06 - Gently fold the chocolate chips into the dough using a spatula.
07 - Drop rounded tablespoons of dough onto the prepared baking sheets, spacing them about 2 inches apart.
08 - Bake for 10 to 12 minutes until the edges are golden and the centers remain soft.
09 - Allow cookies to cool on the baking sheets for 5 minutes before transferring to wire racks to cool completely.
10 - Serve the cookies alongside cold milk.

# Expert Advice:

01 -
  • They're chewy in the center with crispy edges, the textural sweet spot that makes people reach for a second one without asking.
  • The whole process takes less than an hour from craving to cooling, which means you can satisfy a cookie emergency on a Tuesday night.

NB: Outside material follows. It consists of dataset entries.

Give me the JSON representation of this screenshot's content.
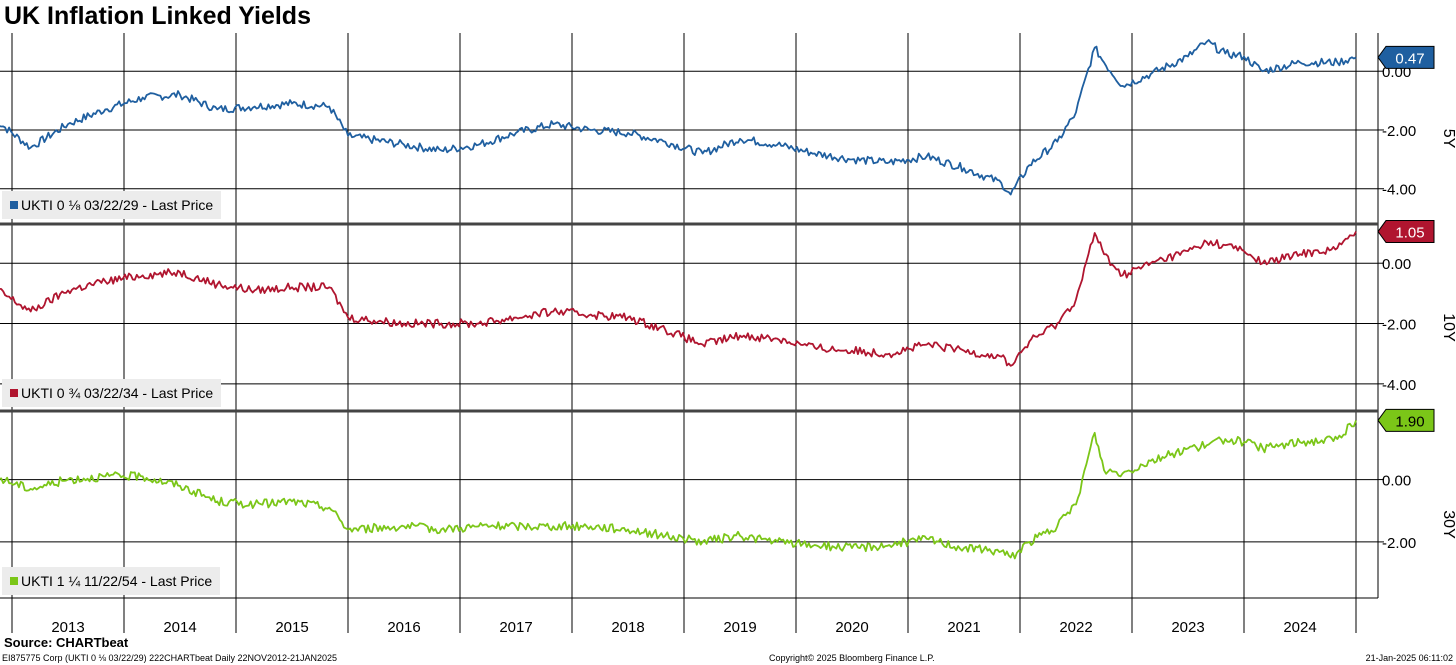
{
  "title": "UK Inflation Linked Yields",
  "source": "Source: CHARTbeat",
  "footer": {
    "left": "EI875775 Corp (UKTI 0 ⅛ 03/22/29) 222CHARTbeat  Daily 22NOV2012-21JAN2025",
    "center": "Copyright© 2025 Bloomberg Finance L.P.",
    "right": "21-Jan-2025 06:11:02"
  },
  "chart_data": [
    {
      "type": "line",
      "panel_label": "5Y",
      "legend": "UKTI 0 ⅛ 03/22/29 - Last Price",
      "color": "#1f5fa0",
      "last_value_label": "0.47",
      "y_ticks": [
        "0.00",
        "-2.00",
        "-4.00"
      ],
      "ylim": [
        -5.2,
        1.3
      ],
      "x_tick_labels": [
        "2013",
        "2014",
        "2015",
        "2016",
        "2017",
        "2018",
        "2019",
        "2020",
        "2021",
        "2022",
        "2023",
        "2024"
      ],
      "x": [
        "2012-11",
        "2013-03",
        "2013-07",
        "2013-11",
        "2014-03",
        "2014-07",
        "2014-11",
        "2015-03",
        "2015-07",
        "2015-11",
        "2016-01",
        "2016-07",
        "2016-11",
        "2017-03",
        "2017-07",
        "2017-11",
        "2018-03",
        "2018-07",
        "2018-11",
        "2019-03",
        "2019-07",
        "2019-11",
        "2020-03",
        "2020-07",
        "2020-11",
        "2021-03",
        "2021-07",
        "2021-11",
        "2021-12",
        "2022-02",
        "2022-05",
        "2022-07",
        "2022-09",
        "2022-10",
        "2022-12",
        "2023-03",
        "2023-07",
        "2023-09",
        "2023-11",
        "2024-01",
        "2024-03",
        "2024-07",
        "2024-11",
        "2025-01"
      ],
      "y": [
        -1.6,
        -2.6,
        -1.8,
        -1.3,
        -0.9,
        -0.8,
        -1.3,
        -1.2,
        -1.1,
        -1.2,
        -2.2,
        -2.5,
        -2.7,
        -2.5,
        -2.1,
        -1.8,
        -2.0,
        -2.1,
        -2.4,
        -2.8,
        -2.3,
        -2.5,
        -2.8,
        -3.0,
        -3.1,
        -2.9,
        -3.3,
        -3.8,
        -4.2,
        -3.2,
        -2.4,
        -1.4,
        0.8,
        0.3,
        -0.5,
        -0.1,
        0.5,
        1.0,
        0.6,
        0.5,
        0.0,
        0.3,
        0.3,
        0.47
      ]
    },
    {
      "type": "line",
      "panel_label": "10Y",
      "legend": "UKTI 0 ¾ 03/22/34 - Last Price",
      "color": "#b0152f",
      "last_value_label": "1.05",
      "y_ticks": [
        "0.00",
        "-2.00",
        "-4.00"
      ],
      "ylim": [
        -4.9,
        1.3
      ],
      "x": [
        "2012-11",
        "2013-03",
        "2013-07",
        "2013-11",
        "2014-03",
        "2014-07",
        "2014-11",
        "2015-03",
        "2015-07",
        "2015-11",
        "2016-01",
        "2016-07",
        "2016-11",
        "2017-03",
        "2017-07",
        "2017-11",
        "2018-03",
        "2018-07",
        "2018-11",
        "2019-03",
        "2019-07",
        "2019-11",
        "2020-03",
        "2020-07",
        "2020-11",
        "2021-03",
        "2021-07",
        "2021-11",
        "2021-12",
        "2022-02",
        "2022-05",
        "2022-07",
        "2022-09",
        "2022-10",
        "2022-12",
        "2023-03",
        "2023-07",
        "2023-09",
        "2023-11",
        "2024-01",
        "2024-03",
        "2024-07",
        "2024-11",
        "2025-01"
      ],
      "y": [
        -0.8,
        -1.6,
        -0.9,
        -0.6,
        -0.4,
        -0.3,
        -0.7,
        -0.9,
        -0.8,
        -0.8,
        -1.8,
        -2.0,
        -2.0,
        -2.0,
        -1.8,
        -1.6,
        -1.7,
        -1.8,
        -2.2,
        -2.7,
        -2.4,
        -2.5,
        -2.8,
        -2.9,
        -3.0,
        -2.7,
        -2.9,
        -3.1,
        -3.4,
        -2.6,
        -2.0,
        -1.2,
        1.0,
        0.3,
        -0.4,
        0.0,
        0.4,
        0.7,
        0.6,
        0.4,
        0.0,
        0.3,
        0.5,
        1.05
      ]
    },
    {
      "type": "line",
      "panel_label": "30Y",
      "legend": "UKTI 1 ¼ 11/22/54 - Last Price",
      "color": "#7bc618",
      "last_value_label": "1.90",
      "y_ticks": [
        "0.00",
        "-2.00"
      ],
      "ylim": [
        -3.8,
        2.2
      ],
      "x": [
        "2012-11",
        "2013-03",
        "2013-07",
        "2013-11",
        "2014-03",
        "2014-07",
        "2014-11",
        "2015-03",
        "2015-07",
        "2015-11",
        "2016-01",
        "2016-07",
        "2016-11",
        "2017-03",
        "2017-07",
        "2017-11",
        "2018-03",
        "2018-07",
        "2018-11",
        "2019-03",
        "2019-07",
        "2019-11",
        "2020-03",
        "2020-07",
        "2020-11",
        "2021-03",
        "2021-07",
        "2021-11",
        "2021-12",
        "2022-02",
        "2022-05",
        "2022-07",
        "2022-09",
        "2022-10",
        "2022-12",
        "2023-03",
        "2023-07",
        "2023-09",
        "2023-11",
        "2024-01",
        "2024-03",
        "2024-07",
        "2024-11",
        "2025-01"
      ],
      "y": [
        0.1,
        -0.3,
        0.0,
        0.1,
        0.1,
        -0.2,
        -0.7,
        -0.8,
        -0.7,
        -0.9,
        -1.6,
        -1.5,
        -1.6,
        -1.5,
        -1.5,
        -1.5,
        -1.5,
        -1.6,
        -1.8,
        -2.0,
        -1.8,
        -2.0,
        -2.1,
        -2.2,
        -2.1,
        -1.9,
        -2.2,
        -2.3,
        -2.5,
        -2.0,
        -1.5,
        -0.8,
        1.5,
        0.3,
        0.2,
        0.6,
        1.0,
        1.1,
        1.3,
        1.2,
        1.0,
        1.2,
        1.3,
        1.9
      ]
    }
  ]
}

  • Cold milk and warm cookies is a flavor pairing so fundamental it feels like you invented it yourself the first time you try it.
02 -
  • Pulling the cookies out when they still look slightly underdone in the center is what creates the chew; if you wait for them to look fully baked on the sheet, they'll be hard once cooled.
  • Brown sugar must be firmly packed when measuring because it settles, and skimping on it loses the moisture that makes these cookies memorable.
03 -
  • Bake one sheet at a time in the center of your oven for even browning, or rotate sheets halfway through if you're doing two simultaneously—oven hot spots are real and cookies bake faster than you'd think.
  • Store cooled cookies in an airtight container with a slice of bread to keep them chewy for days; the bread absorbs moisture and sacrifices itself so your cookies stay soft.